取材を行った場所は湯布院の開発室。大分の本社は普通の民家(赤峰氏の生家)である。開発室の地下倉庫には加工機械が据え付けられ、全メーカーのパソコンパンフレットが保存されている。すでにメーカーにもないパンフレットがあり、資料的価値もある。

光造形システムを使えば
三次元の造形物が
短時間で製造できる。

 --技術分野は光造形システムと並列コンピューターシステム、シミュレーションソフトウェアの開発ということですが、光造形システムとはどういう技術ですか。
 赤峰 例えば3次元CADで何か部品を作り、それをプラモデルにしたいと思えば、まず金型を作り、その次に射出成形をしてと何カ月もかかるし、金額も何百万とかかりますよね。光造形システムというのは、こういうプロセスを一切省き、薄く伸ばした高分子の液体に紫外線レーザーを照射して固め、3次元の造形物をつくる新しい製造方法なんです。例えば入り子構造になっているような複雑な形状のものは、一つだけ作って欲しいと言っても試作屋さんも作れませんよね。それが光造型システムだとコンピューターで設計して出力するだけで簡単に手にとって見ることができる。だから開発のサイクルが短くなるわけで、そこに需要が発生するわけです。

 --今後、光造形システムの需要は増えるでしょう。
 赤峰 経済的に元が取れるような市場にはまだなってません。まだ使い方が難しいし、ある特定のところでは経済性がありますが、まだまだ普及するほどの技術でもないし、用途も分からない。まだ始まったばかりですよ。今後まだかなり多くの技術を開発していかなければなりません。
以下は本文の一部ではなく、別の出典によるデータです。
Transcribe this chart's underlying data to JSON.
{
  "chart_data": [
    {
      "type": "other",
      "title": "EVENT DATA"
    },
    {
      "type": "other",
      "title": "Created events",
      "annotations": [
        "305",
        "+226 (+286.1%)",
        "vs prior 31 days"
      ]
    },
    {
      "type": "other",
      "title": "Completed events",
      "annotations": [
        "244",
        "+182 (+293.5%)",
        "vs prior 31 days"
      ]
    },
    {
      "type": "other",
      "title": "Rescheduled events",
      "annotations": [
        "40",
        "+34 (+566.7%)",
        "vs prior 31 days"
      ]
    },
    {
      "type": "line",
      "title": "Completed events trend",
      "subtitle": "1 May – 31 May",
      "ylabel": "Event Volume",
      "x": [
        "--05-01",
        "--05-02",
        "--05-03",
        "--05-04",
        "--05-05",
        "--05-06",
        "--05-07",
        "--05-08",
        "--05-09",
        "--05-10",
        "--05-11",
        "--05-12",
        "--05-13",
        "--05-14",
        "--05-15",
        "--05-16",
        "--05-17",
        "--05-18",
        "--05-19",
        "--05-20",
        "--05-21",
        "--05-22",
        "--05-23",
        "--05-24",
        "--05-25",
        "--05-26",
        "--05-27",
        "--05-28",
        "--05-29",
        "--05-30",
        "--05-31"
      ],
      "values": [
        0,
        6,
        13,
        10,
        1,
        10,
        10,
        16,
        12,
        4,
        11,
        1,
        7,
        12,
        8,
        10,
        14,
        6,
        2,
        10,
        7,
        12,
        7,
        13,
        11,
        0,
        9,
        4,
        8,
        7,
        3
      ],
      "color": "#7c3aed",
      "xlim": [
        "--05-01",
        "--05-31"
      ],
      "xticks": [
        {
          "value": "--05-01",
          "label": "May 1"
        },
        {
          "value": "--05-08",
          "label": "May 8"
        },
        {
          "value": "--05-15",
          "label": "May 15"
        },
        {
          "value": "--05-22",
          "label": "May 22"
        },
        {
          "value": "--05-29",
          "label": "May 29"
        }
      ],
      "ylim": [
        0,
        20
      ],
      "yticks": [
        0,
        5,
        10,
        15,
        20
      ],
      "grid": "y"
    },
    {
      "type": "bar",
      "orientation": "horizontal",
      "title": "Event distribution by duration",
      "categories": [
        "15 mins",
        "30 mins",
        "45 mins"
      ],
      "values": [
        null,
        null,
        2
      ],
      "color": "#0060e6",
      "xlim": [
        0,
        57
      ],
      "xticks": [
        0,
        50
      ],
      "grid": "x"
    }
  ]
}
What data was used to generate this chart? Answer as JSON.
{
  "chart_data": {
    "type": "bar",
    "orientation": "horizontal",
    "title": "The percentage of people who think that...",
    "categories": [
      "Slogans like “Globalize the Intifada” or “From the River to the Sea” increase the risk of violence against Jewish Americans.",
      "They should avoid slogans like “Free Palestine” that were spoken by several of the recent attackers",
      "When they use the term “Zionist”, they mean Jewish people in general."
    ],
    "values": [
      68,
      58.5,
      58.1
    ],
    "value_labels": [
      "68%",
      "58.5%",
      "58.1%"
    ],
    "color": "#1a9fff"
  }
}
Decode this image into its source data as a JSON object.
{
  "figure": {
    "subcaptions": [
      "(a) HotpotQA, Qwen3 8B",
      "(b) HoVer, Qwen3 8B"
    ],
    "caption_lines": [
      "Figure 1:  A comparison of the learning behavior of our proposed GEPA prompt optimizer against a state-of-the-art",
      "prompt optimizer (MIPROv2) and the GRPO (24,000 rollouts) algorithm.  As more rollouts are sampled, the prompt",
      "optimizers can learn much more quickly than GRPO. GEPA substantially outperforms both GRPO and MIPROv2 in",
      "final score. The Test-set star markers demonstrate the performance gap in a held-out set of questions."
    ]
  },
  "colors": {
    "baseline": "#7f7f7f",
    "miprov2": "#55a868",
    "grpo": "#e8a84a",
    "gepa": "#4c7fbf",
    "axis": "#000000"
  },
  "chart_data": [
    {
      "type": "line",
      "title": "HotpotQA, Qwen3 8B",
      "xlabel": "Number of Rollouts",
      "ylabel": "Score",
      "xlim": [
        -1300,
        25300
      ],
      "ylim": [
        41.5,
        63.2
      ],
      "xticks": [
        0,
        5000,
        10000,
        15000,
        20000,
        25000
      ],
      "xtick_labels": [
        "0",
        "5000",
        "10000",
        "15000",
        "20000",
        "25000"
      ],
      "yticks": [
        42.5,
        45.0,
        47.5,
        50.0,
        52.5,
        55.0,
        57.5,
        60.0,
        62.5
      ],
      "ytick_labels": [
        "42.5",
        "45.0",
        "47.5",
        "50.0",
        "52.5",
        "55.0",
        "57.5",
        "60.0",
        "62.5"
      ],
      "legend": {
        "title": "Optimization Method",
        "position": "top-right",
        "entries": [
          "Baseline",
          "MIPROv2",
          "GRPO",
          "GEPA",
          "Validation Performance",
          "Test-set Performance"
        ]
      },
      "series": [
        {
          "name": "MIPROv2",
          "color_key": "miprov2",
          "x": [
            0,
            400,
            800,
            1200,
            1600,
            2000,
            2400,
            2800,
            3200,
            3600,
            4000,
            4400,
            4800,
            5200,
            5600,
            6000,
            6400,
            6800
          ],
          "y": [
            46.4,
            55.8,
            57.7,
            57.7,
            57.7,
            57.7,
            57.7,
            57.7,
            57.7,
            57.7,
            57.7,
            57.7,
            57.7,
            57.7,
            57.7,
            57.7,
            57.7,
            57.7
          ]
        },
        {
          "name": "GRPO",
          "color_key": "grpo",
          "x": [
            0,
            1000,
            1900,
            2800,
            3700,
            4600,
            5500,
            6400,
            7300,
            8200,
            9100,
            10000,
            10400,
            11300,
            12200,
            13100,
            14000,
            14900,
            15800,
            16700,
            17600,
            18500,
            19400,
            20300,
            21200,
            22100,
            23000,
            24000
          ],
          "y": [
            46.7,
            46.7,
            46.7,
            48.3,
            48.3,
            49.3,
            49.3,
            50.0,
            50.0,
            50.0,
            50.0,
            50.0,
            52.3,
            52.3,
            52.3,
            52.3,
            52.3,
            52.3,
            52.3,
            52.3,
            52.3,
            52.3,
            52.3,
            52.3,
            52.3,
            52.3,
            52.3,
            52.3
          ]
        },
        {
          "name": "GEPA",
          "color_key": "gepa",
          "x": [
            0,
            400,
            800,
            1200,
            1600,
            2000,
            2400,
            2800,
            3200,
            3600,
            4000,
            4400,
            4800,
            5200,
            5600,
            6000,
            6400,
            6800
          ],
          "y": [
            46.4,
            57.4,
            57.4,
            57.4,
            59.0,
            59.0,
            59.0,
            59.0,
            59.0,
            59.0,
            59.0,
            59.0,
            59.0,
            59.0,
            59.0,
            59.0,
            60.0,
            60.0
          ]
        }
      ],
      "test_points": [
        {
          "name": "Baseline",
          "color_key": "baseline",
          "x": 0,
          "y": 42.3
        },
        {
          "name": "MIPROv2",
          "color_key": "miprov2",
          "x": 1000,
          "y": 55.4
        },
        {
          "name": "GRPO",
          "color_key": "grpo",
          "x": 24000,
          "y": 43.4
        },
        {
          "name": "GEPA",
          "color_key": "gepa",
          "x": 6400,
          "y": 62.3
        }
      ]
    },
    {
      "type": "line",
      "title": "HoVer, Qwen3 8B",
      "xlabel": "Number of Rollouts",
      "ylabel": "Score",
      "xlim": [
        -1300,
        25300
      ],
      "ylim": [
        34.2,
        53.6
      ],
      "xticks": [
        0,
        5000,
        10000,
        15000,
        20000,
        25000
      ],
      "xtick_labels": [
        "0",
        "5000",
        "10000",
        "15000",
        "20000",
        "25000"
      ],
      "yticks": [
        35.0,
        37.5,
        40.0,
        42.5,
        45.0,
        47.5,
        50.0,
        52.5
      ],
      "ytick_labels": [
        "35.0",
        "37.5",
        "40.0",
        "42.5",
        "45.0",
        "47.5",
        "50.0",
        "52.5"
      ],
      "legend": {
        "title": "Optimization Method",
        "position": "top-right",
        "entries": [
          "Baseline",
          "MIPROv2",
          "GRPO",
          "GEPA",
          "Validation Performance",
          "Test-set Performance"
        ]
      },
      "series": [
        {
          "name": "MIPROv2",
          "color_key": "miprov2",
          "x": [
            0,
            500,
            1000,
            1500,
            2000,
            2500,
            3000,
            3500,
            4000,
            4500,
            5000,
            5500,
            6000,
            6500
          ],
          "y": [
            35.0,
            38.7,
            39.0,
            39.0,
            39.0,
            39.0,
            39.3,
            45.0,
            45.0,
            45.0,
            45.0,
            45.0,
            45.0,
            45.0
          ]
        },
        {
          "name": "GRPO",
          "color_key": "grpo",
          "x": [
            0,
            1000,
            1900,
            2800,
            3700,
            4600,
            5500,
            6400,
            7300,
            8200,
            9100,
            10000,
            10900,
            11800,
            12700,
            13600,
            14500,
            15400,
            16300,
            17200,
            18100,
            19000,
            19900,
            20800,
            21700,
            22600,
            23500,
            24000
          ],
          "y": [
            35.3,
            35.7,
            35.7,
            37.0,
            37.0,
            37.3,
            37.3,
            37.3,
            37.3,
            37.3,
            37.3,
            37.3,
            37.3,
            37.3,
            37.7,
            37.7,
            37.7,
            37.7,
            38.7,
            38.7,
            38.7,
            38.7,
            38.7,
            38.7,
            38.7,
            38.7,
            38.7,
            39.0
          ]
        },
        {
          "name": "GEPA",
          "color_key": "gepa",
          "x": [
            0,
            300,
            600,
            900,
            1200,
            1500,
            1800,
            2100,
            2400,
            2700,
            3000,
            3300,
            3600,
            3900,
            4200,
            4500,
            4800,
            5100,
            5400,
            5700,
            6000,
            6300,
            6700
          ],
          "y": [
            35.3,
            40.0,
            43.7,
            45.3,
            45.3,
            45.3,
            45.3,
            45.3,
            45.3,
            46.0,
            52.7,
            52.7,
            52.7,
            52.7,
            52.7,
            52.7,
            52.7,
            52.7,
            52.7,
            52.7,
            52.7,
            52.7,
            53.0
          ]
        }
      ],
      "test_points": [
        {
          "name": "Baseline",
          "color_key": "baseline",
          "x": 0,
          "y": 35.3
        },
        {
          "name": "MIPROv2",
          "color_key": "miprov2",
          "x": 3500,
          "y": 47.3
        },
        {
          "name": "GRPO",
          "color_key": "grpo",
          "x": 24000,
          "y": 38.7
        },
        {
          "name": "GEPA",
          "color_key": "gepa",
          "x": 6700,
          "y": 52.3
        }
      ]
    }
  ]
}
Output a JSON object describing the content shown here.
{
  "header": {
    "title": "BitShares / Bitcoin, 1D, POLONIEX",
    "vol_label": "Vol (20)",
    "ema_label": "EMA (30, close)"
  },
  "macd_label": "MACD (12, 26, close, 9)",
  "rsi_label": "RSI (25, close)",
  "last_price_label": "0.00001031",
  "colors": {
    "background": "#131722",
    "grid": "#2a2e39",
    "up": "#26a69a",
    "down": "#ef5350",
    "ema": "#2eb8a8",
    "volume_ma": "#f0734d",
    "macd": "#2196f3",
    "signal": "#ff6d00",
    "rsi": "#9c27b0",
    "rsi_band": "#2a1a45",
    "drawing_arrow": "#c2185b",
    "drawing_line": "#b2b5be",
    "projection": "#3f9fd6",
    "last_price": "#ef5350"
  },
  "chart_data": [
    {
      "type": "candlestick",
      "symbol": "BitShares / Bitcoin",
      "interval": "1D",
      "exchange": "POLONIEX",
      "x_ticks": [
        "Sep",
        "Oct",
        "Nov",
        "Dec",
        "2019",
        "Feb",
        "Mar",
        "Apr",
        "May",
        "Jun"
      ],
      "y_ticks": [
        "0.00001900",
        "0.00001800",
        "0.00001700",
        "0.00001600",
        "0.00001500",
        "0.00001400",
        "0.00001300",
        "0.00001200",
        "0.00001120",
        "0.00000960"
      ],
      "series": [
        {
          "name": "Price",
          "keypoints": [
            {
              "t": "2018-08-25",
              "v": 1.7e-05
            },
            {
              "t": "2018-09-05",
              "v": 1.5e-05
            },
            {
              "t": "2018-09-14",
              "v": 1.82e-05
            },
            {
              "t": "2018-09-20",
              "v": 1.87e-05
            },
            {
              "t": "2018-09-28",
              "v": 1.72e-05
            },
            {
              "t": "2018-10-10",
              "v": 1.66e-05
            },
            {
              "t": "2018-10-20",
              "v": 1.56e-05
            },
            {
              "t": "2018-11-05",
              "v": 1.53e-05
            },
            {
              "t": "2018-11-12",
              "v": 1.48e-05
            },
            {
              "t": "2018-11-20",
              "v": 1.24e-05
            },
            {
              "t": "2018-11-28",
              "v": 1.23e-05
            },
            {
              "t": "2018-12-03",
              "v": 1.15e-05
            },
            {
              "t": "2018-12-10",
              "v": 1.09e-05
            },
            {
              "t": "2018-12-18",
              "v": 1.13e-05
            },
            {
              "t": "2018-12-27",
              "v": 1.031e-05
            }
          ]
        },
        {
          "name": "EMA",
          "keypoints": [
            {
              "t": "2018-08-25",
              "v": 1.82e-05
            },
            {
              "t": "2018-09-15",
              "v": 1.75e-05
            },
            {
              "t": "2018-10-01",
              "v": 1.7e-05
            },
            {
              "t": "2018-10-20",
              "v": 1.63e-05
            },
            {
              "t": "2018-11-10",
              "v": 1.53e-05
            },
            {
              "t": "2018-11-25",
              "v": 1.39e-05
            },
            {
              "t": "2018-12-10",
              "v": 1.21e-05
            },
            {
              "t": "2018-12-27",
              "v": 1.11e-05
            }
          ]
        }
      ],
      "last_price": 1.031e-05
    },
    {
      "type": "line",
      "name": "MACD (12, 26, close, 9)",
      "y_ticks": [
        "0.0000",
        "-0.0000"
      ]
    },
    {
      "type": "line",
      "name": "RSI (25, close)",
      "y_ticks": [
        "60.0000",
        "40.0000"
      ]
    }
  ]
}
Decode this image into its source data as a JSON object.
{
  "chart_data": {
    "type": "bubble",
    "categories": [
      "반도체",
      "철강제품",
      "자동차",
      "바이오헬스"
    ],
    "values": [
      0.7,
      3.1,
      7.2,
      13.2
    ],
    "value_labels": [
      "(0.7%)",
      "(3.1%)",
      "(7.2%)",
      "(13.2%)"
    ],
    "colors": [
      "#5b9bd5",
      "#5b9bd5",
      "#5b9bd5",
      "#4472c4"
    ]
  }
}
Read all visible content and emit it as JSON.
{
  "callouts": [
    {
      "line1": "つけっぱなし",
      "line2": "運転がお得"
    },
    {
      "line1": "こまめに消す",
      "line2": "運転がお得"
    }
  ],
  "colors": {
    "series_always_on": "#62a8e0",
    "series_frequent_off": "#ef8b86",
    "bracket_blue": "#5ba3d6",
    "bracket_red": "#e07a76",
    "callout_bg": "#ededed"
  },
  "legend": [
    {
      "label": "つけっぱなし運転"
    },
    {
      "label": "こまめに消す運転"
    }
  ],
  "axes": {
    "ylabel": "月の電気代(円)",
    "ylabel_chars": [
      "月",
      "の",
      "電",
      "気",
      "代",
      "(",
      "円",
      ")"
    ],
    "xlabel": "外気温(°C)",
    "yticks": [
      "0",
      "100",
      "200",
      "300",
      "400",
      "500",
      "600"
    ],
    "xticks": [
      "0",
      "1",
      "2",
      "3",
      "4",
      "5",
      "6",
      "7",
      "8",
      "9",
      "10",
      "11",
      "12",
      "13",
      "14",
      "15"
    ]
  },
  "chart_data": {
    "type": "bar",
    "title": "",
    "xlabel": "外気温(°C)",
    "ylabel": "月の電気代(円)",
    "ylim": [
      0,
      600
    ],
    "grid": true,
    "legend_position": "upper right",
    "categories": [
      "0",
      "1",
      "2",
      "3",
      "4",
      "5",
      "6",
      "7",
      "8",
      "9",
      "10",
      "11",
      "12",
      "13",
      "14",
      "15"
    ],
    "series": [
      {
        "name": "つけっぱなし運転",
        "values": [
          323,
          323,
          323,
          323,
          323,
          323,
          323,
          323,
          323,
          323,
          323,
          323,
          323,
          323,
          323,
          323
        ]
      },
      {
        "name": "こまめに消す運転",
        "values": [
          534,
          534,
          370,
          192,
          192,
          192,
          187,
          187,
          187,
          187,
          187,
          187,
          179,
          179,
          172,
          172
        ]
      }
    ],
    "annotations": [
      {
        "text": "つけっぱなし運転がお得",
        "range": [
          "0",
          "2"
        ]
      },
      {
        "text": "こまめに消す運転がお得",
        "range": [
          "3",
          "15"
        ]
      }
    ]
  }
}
 --ということは、まだビジネスとしては成り立っていないということですか。
 赤峰 第3者が私どもの技術を見た時に、この分野なら飯を食えるというものはすでに存在しますから、製造業の大手さんが機械を買っていきます。実際、私どもの飯のネタはその辺りにあります。ただ光造形システムをたくさん作り,売り上げをどんどん上げることには興味がないんです。自分達が食える分だけ売れればいいんです。自分達がこの技術をよりよくすれば自然に市場は広がっていき、コストは下がっていきます。

 --製造・販売はデンケンエンジニアリング株式会社(大分市)が行うようになっていますね。
 赤峰 光造形システムを開発した時に県の助成金を受けたのが縁で、県の仲介でデンケンエンジニアリングを紹介してもらい、同社に特許専用実施権を与え、製造・販売を行ってもらっています。専用ソフトはうちが開発しサポートしていますが、デンケンさんは新しいものにチャレンジするという意欲をお持ちの企業ですし、同社のおかげでうちも儲けさせてもらっています。

<プロフィール>
昭和29年11月大分市上野町に生まれる。同49年福岡大学理学部応用物理学科入学。昭和59年会社設立。会社のモットーは「遅刻せず、怪我せず、仕事せず」。「遅刻せず」は社会の最低限のルールを守ること。「怪我せず」は会社より個人が大事。「仕事せず」は、仕事と思えばきついが、遊びだと思えば夢中になれるから。